Owen became a prolific contributor of poetry and local news articles to The Bulletin from 1912 to 1919. From the basis of his earlier work, the chief of editing for the Melbourne Herald J. E. Davidson appointed him as the newspaper's drama critic and author of the Peerybingle Papers, a regular mixture of light verse and prose. Soon afterwards he took over its Under the Clocks column.
Although Owen spent most of his life as a daily journalist, his creative flair was never jeopardized. Throughout his life he published most of his poetic writings and stories. His first novel The Mount Marunga Mystery was published in 1919. He released a collective of his satirical and verse poetry from The Bulletin in 1923, entitled Tommyrot Rhymes for Children and Grown-ups who Ought to Know Better.
With many of his Bulletin workmates, Owen co-founded the now defunct Australian Authors' and Writers' Guild in 1915.

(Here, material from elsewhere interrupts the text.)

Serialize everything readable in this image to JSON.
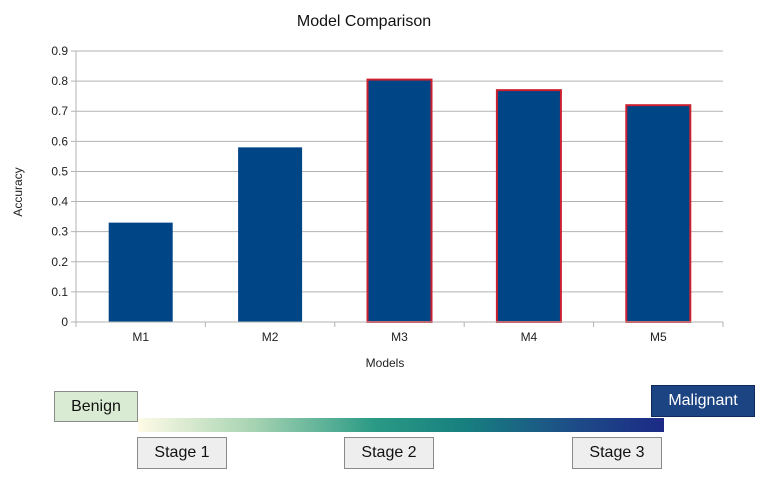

From 1920, Owen moved to London and worked as a freelance journalist. From 1921 to 1932 he worked as a leader-writer for the Daily Sketch and also produced a weekly feature for John Bull until 1940. In this period he was active as a dramatist. The first of his three plays to be performed in London, The Gentleman in Waiting (1925) arrived with a mixed response—reviews varied from 'witty' and 'diverting' to 'prolix' and 'banal', with a general consensus that the piece was over-literary. His second play, The Happy Husband (1927), with Charles Laughton and Madge Titheradge was very successful and subsequently toured to New York, Paris and Vienna. In 1931, the play was filmed as Uneasy Virtue. Owen's next play, Doctor Pygmalion (1932), with Ronald Squire and Gladys Cooper, was also a success and productions in Melbourne, Sydney and Amsterdam followed its London season. In 1940 Owen published The Playwright's Craft.
Owen returned to Melbourne in 1940. His regular reviews for the Melbourne Herald reflected both his passion for the theatre and his intimate knowledge of its workings. He became a leader-writer for The Sun News-Pictorial and wrote a Saturday column, Merely my Prejudice. At first a witty, anecdotal reflection on human foibles, it came increasingly to express his delight in the uses and abuses of the English language and the depth and diversity of his literary interests. The name of the column, with its nice mixture of diffidence and self-assertion, anticipated the tone, and reflected the writer. Nettie Palmer had written in 1928: 'There was always a curious modesty about Harrison Owen … “I'm just a young man from Geelong”, he used to say'.
He retired in 1955, although he published in the Melbourne Herald in 1957 a series of articles, Down Memory Lane. Predeceased by his wife, and childless, Owen died of Cerebrovascular disease at St Kilda East on 30 May 1966 and was cremated.